1. Necesitamos percibir y decodificar letras para leer palabras. Al comenzar a leer


un texto, o cuando hay poco o ningún contexto útil, dependemos de la decodificación
de las letras para entender las palabras; pero tan pronto como hay un contexto
significativo, tendemos a llevar nuestra propia interpretación a la palabra según su
"forma" general y el sentido del texto en lugar de hacerlo de acuerdo con sus letras
componentes exactas. Por lo tanto, las actividades de lectura probablemente
deberían enfatizar la lectura para comprender más que la decodificación exacta de
las letras.

2. Necesitamos entender todas las palabras para entender el significado de un texto.


Necesitamos entender algunas palabras para entender el significado de un texto,
pero de ninguna manera todos. A menudo “saltamos” o leemos mal las palabras
para darle sentido al conjunto de manera más rápida o conveniente. La implicación
de esta enseñanza es probablemente que no deberíamos insistir demasiado en que
nuestros alumnos comprendan cada palabra, sino animarlos a buscar el significado
general del texto.
3. Cuantos más símbolos (letras o palabras) haya en un texto, más tardará en leerlo.
Más o menos, cuantas más unidades de sentido haya en un texto, más tardará en
leerlo. Si las unidades sensoriales más pequeñas (palabras, oraciones) se
combinan en unidades más grandes y coherentes (oraciones, párrafos), el conjunto
es mucho más rápido de leer que si están separados o incoherentes. Por lo tanto,
los estudiantes probablemente leerán con más éxito si se les da unidades de texto
significativas para leer en lugar de "bits" desconectados.

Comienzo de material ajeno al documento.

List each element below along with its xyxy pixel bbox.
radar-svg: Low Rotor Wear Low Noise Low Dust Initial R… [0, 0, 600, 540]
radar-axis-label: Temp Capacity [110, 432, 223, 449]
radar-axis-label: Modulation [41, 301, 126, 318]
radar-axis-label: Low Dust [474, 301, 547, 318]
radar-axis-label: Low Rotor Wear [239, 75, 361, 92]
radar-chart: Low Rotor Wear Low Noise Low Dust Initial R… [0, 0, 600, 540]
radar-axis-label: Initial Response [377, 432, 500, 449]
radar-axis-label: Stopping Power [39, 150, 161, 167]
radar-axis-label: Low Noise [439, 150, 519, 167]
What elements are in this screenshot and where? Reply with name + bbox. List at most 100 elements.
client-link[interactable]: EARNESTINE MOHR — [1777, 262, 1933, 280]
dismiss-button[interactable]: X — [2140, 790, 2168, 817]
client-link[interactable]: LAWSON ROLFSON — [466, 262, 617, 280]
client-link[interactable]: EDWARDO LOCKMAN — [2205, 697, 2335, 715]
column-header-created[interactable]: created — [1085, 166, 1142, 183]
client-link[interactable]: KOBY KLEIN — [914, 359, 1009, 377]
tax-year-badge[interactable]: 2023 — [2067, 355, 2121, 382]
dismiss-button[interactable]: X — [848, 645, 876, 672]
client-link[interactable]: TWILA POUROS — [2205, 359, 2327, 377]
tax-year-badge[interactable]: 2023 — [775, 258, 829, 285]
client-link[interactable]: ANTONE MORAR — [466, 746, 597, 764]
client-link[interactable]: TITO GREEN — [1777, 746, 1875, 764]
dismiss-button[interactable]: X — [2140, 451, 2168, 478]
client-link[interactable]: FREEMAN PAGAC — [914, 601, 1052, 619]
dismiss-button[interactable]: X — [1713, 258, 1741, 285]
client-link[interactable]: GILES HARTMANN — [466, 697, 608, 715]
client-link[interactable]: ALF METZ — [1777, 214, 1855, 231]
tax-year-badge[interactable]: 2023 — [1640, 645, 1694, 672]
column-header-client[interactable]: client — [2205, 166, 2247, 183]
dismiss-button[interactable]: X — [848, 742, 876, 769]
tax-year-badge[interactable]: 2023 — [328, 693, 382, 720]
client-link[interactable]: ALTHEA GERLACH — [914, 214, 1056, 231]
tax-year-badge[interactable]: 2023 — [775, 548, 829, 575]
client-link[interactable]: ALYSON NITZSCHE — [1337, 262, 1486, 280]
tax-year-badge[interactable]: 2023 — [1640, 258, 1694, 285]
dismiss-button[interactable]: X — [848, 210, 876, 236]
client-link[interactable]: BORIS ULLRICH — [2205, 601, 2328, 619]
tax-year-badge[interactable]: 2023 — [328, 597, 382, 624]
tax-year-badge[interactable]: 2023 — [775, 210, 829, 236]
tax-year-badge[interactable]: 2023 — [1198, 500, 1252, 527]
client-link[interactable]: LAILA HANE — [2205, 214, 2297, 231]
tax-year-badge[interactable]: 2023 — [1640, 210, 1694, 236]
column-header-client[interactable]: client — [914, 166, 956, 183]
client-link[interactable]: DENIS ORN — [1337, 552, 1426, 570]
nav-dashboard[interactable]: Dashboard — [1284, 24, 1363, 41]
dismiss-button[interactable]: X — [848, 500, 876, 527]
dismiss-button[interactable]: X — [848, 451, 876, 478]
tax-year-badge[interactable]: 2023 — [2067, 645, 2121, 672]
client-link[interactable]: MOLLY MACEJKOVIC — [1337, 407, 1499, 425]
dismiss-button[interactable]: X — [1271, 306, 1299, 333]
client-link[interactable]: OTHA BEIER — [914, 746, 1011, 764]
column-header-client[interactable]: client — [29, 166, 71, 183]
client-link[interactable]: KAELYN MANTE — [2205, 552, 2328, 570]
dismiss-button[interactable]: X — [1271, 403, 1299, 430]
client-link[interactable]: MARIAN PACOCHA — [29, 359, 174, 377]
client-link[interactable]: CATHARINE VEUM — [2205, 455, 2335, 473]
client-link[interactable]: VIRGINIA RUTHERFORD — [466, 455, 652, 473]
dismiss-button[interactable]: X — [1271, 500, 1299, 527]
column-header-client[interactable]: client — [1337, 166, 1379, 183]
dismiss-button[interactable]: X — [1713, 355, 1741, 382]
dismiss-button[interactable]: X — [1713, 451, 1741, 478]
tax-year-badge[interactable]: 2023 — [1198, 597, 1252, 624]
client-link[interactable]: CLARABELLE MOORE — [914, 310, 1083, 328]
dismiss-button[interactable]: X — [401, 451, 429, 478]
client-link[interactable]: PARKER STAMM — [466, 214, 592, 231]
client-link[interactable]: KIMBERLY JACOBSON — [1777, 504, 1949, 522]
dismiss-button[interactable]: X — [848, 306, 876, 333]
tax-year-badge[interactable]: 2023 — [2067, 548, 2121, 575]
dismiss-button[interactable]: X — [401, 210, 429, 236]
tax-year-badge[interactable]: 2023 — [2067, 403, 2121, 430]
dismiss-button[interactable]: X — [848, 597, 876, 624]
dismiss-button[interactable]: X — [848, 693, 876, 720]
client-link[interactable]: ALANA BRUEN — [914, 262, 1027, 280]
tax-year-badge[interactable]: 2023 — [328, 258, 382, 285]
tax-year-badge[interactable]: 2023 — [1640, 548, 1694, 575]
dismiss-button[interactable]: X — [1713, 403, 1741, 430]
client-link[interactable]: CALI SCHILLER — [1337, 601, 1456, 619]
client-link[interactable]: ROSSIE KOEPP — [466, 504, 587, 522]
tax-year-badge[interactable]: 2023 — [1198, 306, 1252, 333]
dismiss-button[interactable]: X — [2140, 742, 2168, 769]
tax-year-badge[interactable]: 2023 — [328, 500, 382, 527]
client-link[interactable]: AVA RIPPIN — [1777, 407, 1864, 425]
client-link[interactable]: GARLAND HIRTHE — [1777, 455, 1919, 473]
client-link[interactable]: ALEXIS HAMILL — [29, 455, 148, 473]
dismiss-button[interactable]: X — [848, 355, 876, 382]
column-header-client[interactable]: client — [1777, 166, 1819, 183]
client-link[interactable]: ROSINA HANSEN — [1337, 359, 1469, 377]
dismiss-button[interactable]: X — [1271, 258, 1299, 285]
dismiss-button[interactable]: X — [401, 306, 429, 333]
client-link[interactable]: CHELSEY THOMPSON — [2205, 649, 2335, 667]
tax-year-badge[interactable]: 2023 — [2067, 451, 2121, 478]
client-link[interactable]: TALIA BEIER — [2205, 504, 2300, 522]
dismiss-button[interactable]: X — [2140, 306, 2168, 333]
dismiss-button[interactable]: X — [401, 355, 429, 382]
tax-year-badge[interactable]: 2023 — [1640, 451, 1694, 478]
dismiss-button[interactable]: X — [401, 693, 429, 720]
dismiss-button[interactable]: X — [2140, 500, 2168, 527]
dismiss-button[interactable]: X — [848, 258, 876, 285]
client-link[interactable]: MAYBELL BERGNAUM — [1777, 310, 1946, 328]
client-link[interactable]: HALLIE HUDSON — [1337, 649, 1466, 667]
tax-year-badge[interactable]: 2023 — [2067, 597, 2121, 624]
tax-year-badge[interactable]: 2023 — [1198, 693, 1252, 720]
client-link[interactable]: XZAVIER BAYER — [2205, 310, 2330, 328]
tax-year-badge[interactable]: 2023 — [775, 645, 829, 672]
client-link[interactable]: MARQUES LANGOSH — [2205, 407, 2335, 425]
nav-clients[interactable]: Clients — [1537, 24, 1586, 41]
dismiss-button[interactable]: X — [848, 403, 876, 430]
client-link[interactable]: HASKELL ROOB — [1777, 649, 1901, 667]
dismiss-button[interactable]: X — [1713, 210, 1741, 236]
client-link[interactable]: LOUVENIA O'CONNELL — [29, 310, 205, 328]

4. Recopilamos el significado de lo que leemos. Nuestra comprensión de un texto


proviene de la comprensión de las palabras que lo componen. La palabra "reunir"
implica que de alguna manera el significado de un texto está en las palabras y todo
lo que tenemos que hacer es recogerlo. Sin embargo, nuestra comprensión se basa
en mucho más que la simple recepción de palabras en sí, y el proceso de lectura se
definiría mejor como "construir" el significado de un texto escrito. La "construcción"
de significados que se produce en la lectura es una combinación de procesos "de
abajo hacia arriba" (decodificación y comprensión de palabras, frases y oraciones
en el texto) y "de arriba hacia abajo" (nuestras expectativas, construcciones de
conocimientos previos –schemata - del contenido del texto y el género). Es muy
difícil, a veces imposible, leer con éxito un texto donde nuestros propios esquemas
no se pueden aplicar. Por lo tanto, se debe alentar a los alumnos a combinar
estrategias de arriba hacia abajo y de abajo hacia arriba en la lectura, lo que significa
en la práctica hacer cosas como discutir el tema de un texto antes de leerlo, generar
expectativas, obtener conexiones entre las referencias en el texto y las situaciones
conocidas. a los lectores.

Conclusión
Leer no es simplemente obtener el significado de las palabras escritas en un texto.
Es un proceso que exige el uso de una variedad de habilidades de lectura para que
el lector obtenga la idea general del texto no solo de las palabras, sino de la
organización de ideas, el estilo del escritor y el conocimiento compartido. Además,
es importante tener en cuenta el propósito del lector de abordar un texto y su
naturaleza para seleccionar correctamente la habilidad de lectura más adecuada y,
como consecuencia, tener una experiencia de lectura completa y exitosa.